Telling your story through Portraits

Published by Angela on

Black and white wedding portrait of a couple in the doorway of a church in 1946. Why Telling your story through Portraits is an important record of our history by Vancouver contemporary portrait photographer Angela McConnell

Why telling your story through portraits is an important record of our history; and creating your family legacy.

I have been attending a lot of networking meetings recently, specifically related to women in small business and it has definitely helped me to define and narrow down what my message is when it comes to my photography.

This is what I tell people when I am asked to introduce myself and what I do…

I’m Angela, a contemporary portrait photographer. I want people to have beautiful images printed that they can pass down to future generations, the same way our grandparents and great-grandparents passed down their visual history to us.

Why do I think it is important?

I believe that we have a disconnect in our society now with the rise of digital technology. This isn’t necessarily a bad thing.

We are more inclined to tell stories through images on an everyday basis, but in doing so we also become reliant that these platforms will be available to us at all times.

Anyone who has seen the online response to Instagram or Facebook outages will know how it sends people into a tailspin and they feel lost without access to posting photos and status updates.

What happens if the Internet goes away one day? Unlikely, I know.

What does happen on a more frequent basis is that computers, lap tops and hard drives fail and important memories have not been backed up and are lost.
Or the stacks of CD/DVD’s that images have been burnt to are chucked in a spring clean.

For my wedding I had wedding photos printed of all sets of grandparents. These photos are framed and sit on my chest of drawers where I see them every morning.

This is a photo of my maternal grandparents Douglas and Tui Wakely at their wedding in 1946.

Black and white wedding portrait of a couple in the doorway of a church in 1946. Why Telling your story through Portraits is an important record of our history by Vancouver contemporary portrait photographer Angela McConnell

This photo is important to me not only because it is my grandparents, but that it also is representative of the enormous struggle they went through just to get to their wedding day.

My pa was in the NZ Army in World War II and was captured during the campaign in Africa. We also have photos of him in front of the pyramids in Giza where they were staged for a bit.

He ended up being shipped to Austria as a prisoner of war. We still have the telegrams that his mother and my Nana were sent to inform them that he was initially Missing in Action, and then subsequently confirmed as a Prisoner of War.

I can't even begin to imagine how to carry on day to day, knowing that your loved one is first of all missing and then wondering if they would ever make it home to you.

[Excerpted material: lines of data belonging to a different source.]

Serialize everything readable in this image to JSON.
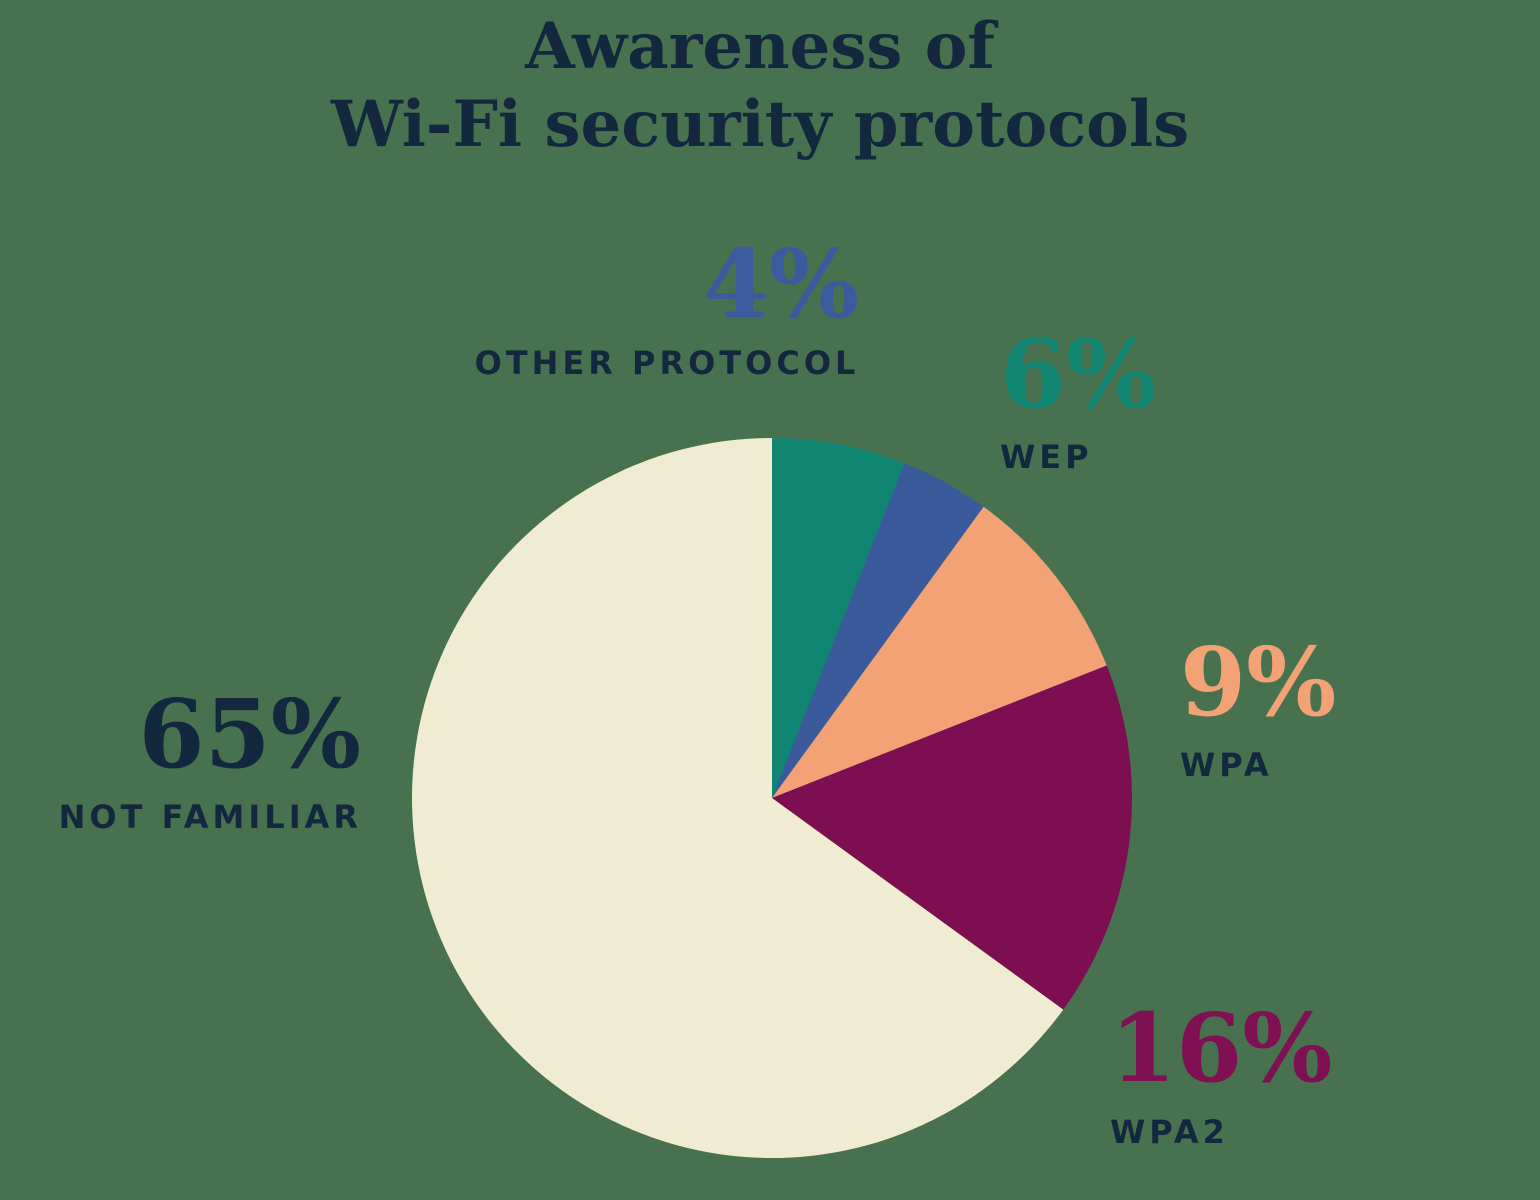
{
  "title": {
    "line1": "Awareness of",
    "line2": "Wi-Fi security protocols"
  },
  "chart_data": {
    "type": "pie",
    "title": "Awareness of Wi-Fi security protocols",
    "start_angle_deg": 0,
    "direction": "clockwise",
    "legend_position": "around",
    "slices": [
      {
        "label": "WEP",
        "value": 6,
        "color": "#108672"
      },
      {
        "label": "OTHER PROTOCOL",
        "value": 4,
        "color": "#3A5A9C"
      },
      {
        "label": "WPA",
        "value": 9,
        "color": "#F3A276"
      },
      {
        "label": "WPA2",
        "value": 16,
        "color": "#7D0E52"
      },
      {
        "label": "NOT FAMILIAR",
        "value": 65,
        "color": "#F0ECD2"
      }
    ]
  },
  "labels": {
    "other_protocol": {
      "pct": "4%",
      "name": "OTHER PROTOCOL",
      "color": "#3B5B9E"
    },
    "wep": {
      "pct": "6%",
      "name": "WEP",
      "color": "#108672"
    },
    "wpa": {
      "pct": "9%",
      "name": "WPA",
      "color": "#F3A276"
    },
    "wpa2": {
      "pct": "16%",
      "name": "WPA2",
      "color": "#7E1053"
    },
    "not_familiar": {
      "pct": "65%",
      "name": "NOT FAMILIAR",
      "color": "#13283F"
    }
  },
  "colors": {
    "background": "#48724F",
    "text": "#13283F"
  }
}
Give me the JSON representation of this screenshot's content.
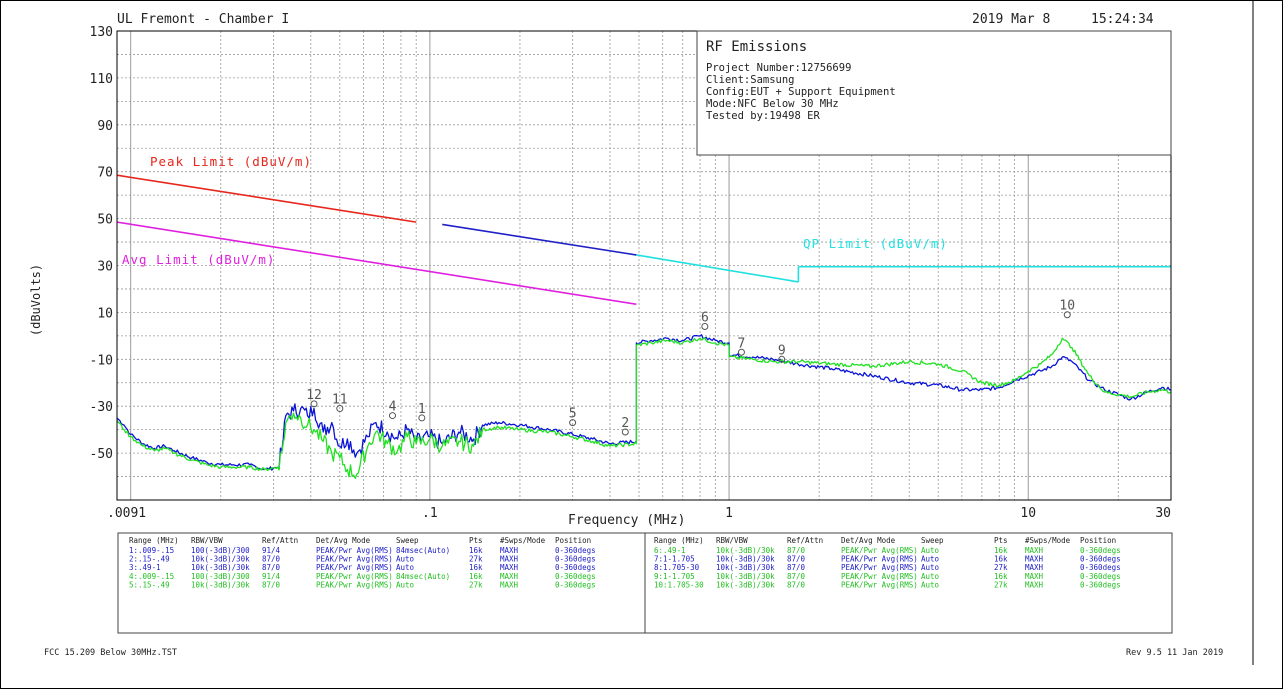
{
  "header": {
    "left": "UL Fremont - Chamber I",
    "date": "2019 Mar 8",
    "time": "15:24:34"
  },
  "info_box": {
    "title": "RF Emissions",
    "lines": [
      "Project Number:12756699",
      "Client:Samsung",
      "Config:EUT + Support Equipment",
      "Mode:NFC Below 30 MHz",
      "Tested by:19498 ER"
    ]
  },
  "footer": {
    "left": "FCC 15.209 Below 30MHz.TST",
    "right": "Rev 9.5 11 Jan 2019"
  },
  "colors": {
    "peak_limit": "#e8261b",
    "peak_limit_2": "#2020c8",
    "avg_limit": "#e020e0",
    "qp_limit": "#20e0e0",
    "trace_blue": "#0a14d6",
    "trace_green": "#22e022",
    "table_blue": "#2020c8",
    "table_green": "#22c022",
    "grid": "#9a9a9a",
    "marker": "#555555"
  },
  "settings_table": {
    "columns_left": [
      "Range (MHz)",
      "RBW/VBW",
      "Ref/Attn",
      "Det/Avg Mode",
      "Sweep",
      "Pts",
      "#Swps/Mode",
      "Position"
    ],
    "rows_left": [
      {
        "color": "blue",
        "cells": [
          "1:.009-.15",
          "100(-3dB)/300",
          "91/4",
          "PEAK/Pwr Avg(RMS)",
          "84msec(Auto)",
          "16k",
          "MAXH",
          "0-360degs"
        ]
      },
      {
        "color": "blue",
        "cells": [
          "2:.15-.49",
          "10k(-3dB)/30k",
          "87/0",
          "PEAK/Pwr Avg(RMS)",
          "Auto",
          "27k",
          "MAXH",
          "0-360degs"
        ]
      },
      {
        "color": "blue",
        "cells": [
          "3:.49-1",
          "10k(-3dB)/30k",
          "87/0",
          "PEAK/Pwr Avg(RMS)",
          "Auto",
          "16k",
          "MAXH",
          "0-360degs"
        ]
      },
      {
        "color": "green",
        "cells": [
          "4:.009-.15",
          "100(-3dB)/300",
          "91/4",
          "PEAK/Pwr Avg(RMS)",
          "84msec(Auto)",
          "16k",
          "MAXH",
          "0-360degs"
        ]
      },
      {
        "color": "green",
        "cells": [
          "5:.15-.49",
          "10k(-3dB)/30k",
          "87/0",
          "PEAK/Pwr Avg(RMS)",
          "Auto",
          "27k",
          "MAXH",
          "0-360degs"
        ]
      }
    ],
    "columns_right": [
      "Range (MHz)",
      "RBW/VBW",
      "Ref/Attn",
      "Det/Avg Mode",
      "Sweep",
      "Pts",
      "#Swps/Mode",
      "Position"
    ],
    "rows_right": [
      {
        "color": "green",
        "cells": [
          "6:.49-1",
          "10k(-3dB)/30k",
          "87/0",
          "PEAK/Pwr Avg(RMS)",
          "Auto",
          "16k",
          "MAXH",
          "0-360degs"
        ]
      },
      {
        "color": "blue",
        "cells": [
          "7:1-1.705",
          "10k(-3dB)/30k",
          "87/0",
          "PEAK/Pwr Avg(RMS)",
          "Auto",
          "16k",
          "MAXH",
          "0-360degs"
        ]
      },
      {
        "color": "blue",
        "cells": [
          "8:1.705-30",
          "10k(-3dB)/30k",
          "87/0",
          "PEAK/Pwr Avg(RMS)",
          "Auto",
          "27k",
          "MAXH",
          "0-360degs"
        ]
      },
      {
        "color": "green",
        "cells": [
          "9:1-1.705",
          "10k(-3dB)/30k",
          "87/0",
          "PEAK/Pwr Avg(RMS)",
          "Auto",
          "16k",
          "MAXH",
          "0-360degs"
        ]
      },
      {
        "color": "green",
        "cells": [
          "10:1.705-30",
          "10k(-3dB)/30k",
          "87/0",
          "PEAK/Pwr Avg(RMS)",
          "Auto",
          "27k",
          "MAXH",
          "0-360degs"
        ]
      }
    ]
  },
  "chart_data": {
    "type": "line",
    "x_scale": "log",
    "xlim": [
      0.009,
      30
    ],
    "ylim": [
      -70,
      130
    ],
    "grid": true,
    "xlabel": "Frequency (MHz)",
    "ylabel": "(dBuVolts)",
    "x_ticks": [
      {
        "value": 0.009,
        "label": ".0091"
      },
      {
        "value": 0.1,
        "label": ".1"
      },
      {
        "value": 1,
        "label": "1"
      },
      {
        "value": 10,
        "label": "10"
      },
      {
        "value": 30,
        "label": "30"
      }
    ],
    "y_ticks": [
      130,
      110,
      90,
      70,
      50,
      30,
      10,
      -10,
      -30,
      -50
    ],
    "limit_lines": [
      {
        "name": "Peak Limit (dBuV/m)",
        "color_key": "peak_limit",
        "segments": [
          {
            "x": [
              0.009,
              0.09
            ],
            "y": [
              68.5,
              48.5
            ]
          }
        ]
      },
      {
        "name": "",
        "color_key": "peak_limit_2",
        "segments": [
          {
            "x": [
              0.11,
              0.49
            ],
            "y": [
              47.5,
              34.5
            ]
          }
        ]
      },
      {
        "name": "Avg Limit (dBuV/m)",
        "color_key": "avg_limit",
        "segments": [
          {
            "x": [
              0.009,
              0.49
            ],
            "y": [
              48.5,
              13.5
            ]
          }
        ]
      },
      {
        "name": "QP Limit (dBuV/m)",
        "color_key": "qp_limit",
        "segments": [
          {
            "x": [
              0.49,
              1.705
            ],
            "y": [
              34.5,
              23
            ]
          },
          {
            "x": [
              1.705,
              1.705
            ],
            "y": [
              23,
              29.5
            ]
          },
          {
            "x": [
              1.705,
              30
            ],
            "y": [
              29.5,
              29.5
            ]
          }
        ]
      }
    ],
    "series": [
      {
        "color_key": "trace_blue",
        "points": [
          [
            0.009,
            -35
          ],
          [
            0.0095,
            -38
          ],
          [
            0.01,
            -42
          ],
          [
            0.011,
            -46
          ],
          [
            0.012,
            -48
          ],
          [
            0.013,
            -47
          ],
          [
            0.014,
            -49
          ],
          [
            0.016,
            -52
          ],
          [
            0.018,
            -54
          ],
          [
            0.02,
            -55
          ],
          [
            0.022,
            -55
          ],
          [
            0.025,
            -55
          ],
          [
            0.028,
            -57
          ],
          [
            0.031,
            -56
          ],
          [
            0.032,
            -49
          ],
          [
            0.033,
            -34
          ],
          [
            0.035,
            -32
          ],
          [
            0.037,
            -31
          ],
          [
            0.039,
            -34
          ],
          [
            0.041,
            -31
          ],
          [
            0.044,
            -41
          ],
          [
            0.047,
            -37
          ],
          [
            0.05,
            -47
          ],
          [
            0.053,
            -44
          ],
          [
            0.057,
            -50
          ],
          [
            0.062,
            -43
          ],
          [
            0.066,
            -37
          ],
          [
            0.072,
            -41
          ],
          [
            0.078,
            -44
          ],
          [
            0.084,
            -40
          ],
          [
            0.09,
            -45
          ],
          [
            0.1,
            -43
          ],
          [
            0.11,
            -46
          ],
          [
            0.125,
            -41
          ],
          [
            0.14,
            -44
          ],
          [
            0.15,
            -38
          ],
          [
            0.17,
            -37
          ],
          [
            0.2,
            -38
          ],
          [
            0.25,
            -40
          ],
          [
            0.3,
            -42
          ],
          [
            0.35,
            -44
          ],
          [
            0.4,
            -46
          ],
          [
            0.49,
            -45
          ],
          [
            0.49,
            -3
          ],
          [
            0.55,
            -2
          ],
          [
            0.62,
            -1
          ],
          [
            0.7,
            -2
          ],
          [
            0.8,
            0
          ],
          [
            0.9,
            -2
          ],
          [
            1.0,
            -3
          ],
          [
            1.0,
            -8
          ],
          [
            1.2,
            -9
          ],
          [
            1.4,
            -10
          ],
          [
            1.7,
            -12
          ],
          [
            2.2,
            -14
          ],
          [
            3,
            -17
          ],
          [
            4,
            -20
          ],
          [
            5,
            -21
          ],
          [
            6,
            -23
          ],
          [
            7,
            -23
          ],
          [
            8,
            -22
          ],
          [
            9,
            -19
          ],
          [
            10,
            -17
          ],
          [
            11,
            -15
          ],
          [
            12,
            -13
          ],
          [
            13,
            -9
          ],
          [
            14,
            -11
          ],
          [
            16,
            -19
          ],
          [
            18,
            -23
          ],
          [
            20,
            -25
          ],
          [
            22,
            -27
          ],
          [
            25,
            -24
          ],
          [
            28,
            -22
          ],
          [
            30,
            -23
          ]
        ]
      },
      {
        "color_key": "trace_green",
        "points": [
          [
            0.009,
            -36
          ],
          [
            0.0095,
            -40
          ],
          [
            0.01,
            -43
          ],
          [
            0.011,
            -47
          ],
          [
            0.012,
            -49
          ],
          [
            0.013,
            -48
          ],
          [
            0.014,
            -50
          ],
          [
            0.016,
            -53
          ],
          [
            0.018,
            -55
          ],
          [
            0.02,
            -56
          ],
          [
            0.022,
            -56
          ],
          [
            0.025,
            -56
          ],
          [
            0.028,
            -57
          ],
          [
            0.031,
            -56
          ],
          [
            0.032,
            -50
          ],
          [
            0.033,
            -37
          ],
          [
            0.035,
            -33
          ],
          [
            0.037,
            -35
          ],
          [
            0.039,
            -38
          ],
          [
            0.041,
            -40
          ],
          [
            0.044,
            -45
          ],
          [
            0.047,
            -50
          ],
          [
            0.05,
            -52
          ],
          [
            0.053,
            -57
          ],
          [
            0.057,
            -59
          ],
          [
            0.062,
            -47
          ],
          [
            0.066,
            -41
          ],
          [
            0.072,
            -46
          ],
          [
            0.078,
            -49
          ],
          [
            0.084,
            -43
          ],
          [
            0.09,
            -46
          ],
          [
            0.1,
            -44
          ],
          [
            0.11,
            -47
          ],
          [
            0.125,
            -45
          ],
          [
            0.14,
            -47
          ],
          [
            0.15,
            -40
          ],
          [
            0.17,
            -39
          ],
          [
            0.2,
            -40
          ],
          [
            0.25,
            -41
          ],
          [
            0.3,
            -43
          ],
          [
            0.35,
            -45
          ],
          [
            0.4,
            -47
          ],
          [
            0.49,
            -46
          ],
          [
            0.49,
            -4
          ],
          [
            0.55,
            -3
          ],
          [
            0.62,
            -2
          ],
          [
            0.7,
            -3
          ],
          [
            0.8,
            -1
          ],
          [
            0.9,
            -3
          ],
          [
            1.0,
            -4
          ],
          [
            1.0,
            -9
          ],
          [
            1.2,
            -10
          ],
          [
            1.4,
            -11
          ],
          [
            1.7,
            -11
          ],
          [
            2.2,
            -12
          ],
          [
            3,
            -13
          ],
          [
            4,
            -11
          ],
          [
            5,
            -12
          ],
          [
            6,
            -15
          ],
          [
            7,
            -20
          ],
          [
            8,
            -21
          ],
          [
            9,
            -19
          ],
          [
            10,
            -15
          ],
          [
            11,
            -12
          ],
          [
            12,
            -8
          ],
          [
            13,
            -1
          ],
          [
            14,
            -5
          ],
          [
            16,
            -17
          ],
          [
            18,
            -24
          ],
          [
            20,
            -25
          ],
          [
            22,
            -26
          ],
          [
            25,
            -24
          ],
          [
            28,
            -23
          ],
          [
            30,
            -24
          ]
        ]
      }
    ],
    "markers": [
      {
        "label": "12",
        "x": 0.041,
        "y": -29
      },
      {
        "label": "11",
        "x": 0.05,
        "y": -31
      },
      {
        "label": "4",
        "x": 0.075,
        "y": -34
      },
      {
        "label": "1",
        "x": 0.094,
        "y": -35
      },
      {
        "label": "5",
        "x": 0.3,
        "y": -37
      },
      {
        "label": "2",
        "x": 0.45,
        "y": -41
      },
      {
        "label": "6",
        "x": 0.83,
        "y": 4
      },
      {
        "label": "7",
        "x": 1.1,
        "y": -7
      },
      {
        "label": "9",
        "x": 1.5,
        "y": -10
      },
      {
        "label": "10",
        "x": 13.5,
        "y": 9
      }
    ]
  }
}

Coming from a smaller country, most of the men were eligible to fight and did fight, leaving a huge gap in society in general. 
My Nana was also a part of the amazing generation of women that took over the men’s jobs while they were away at war.

This photo is a reminder to me of the strength of that generation as a whole and the strength of my grandparents relationship to not only survive a traumatic separation, but also the long term ramifications for the young men that were involved in the WWII conflict.

 I also use this photo as an example of what I am talking about. Why it is so important to have images to pass onto your family.

While we may not have stories such as these today, I still believe that it is really important to record our history.

We don’t know what is around the corner, and portraits initiate conversation about everyone. Whether you have reached a significant milestone, a life goal or you just want to record an image of yourself as you are today, it’s something that should be done.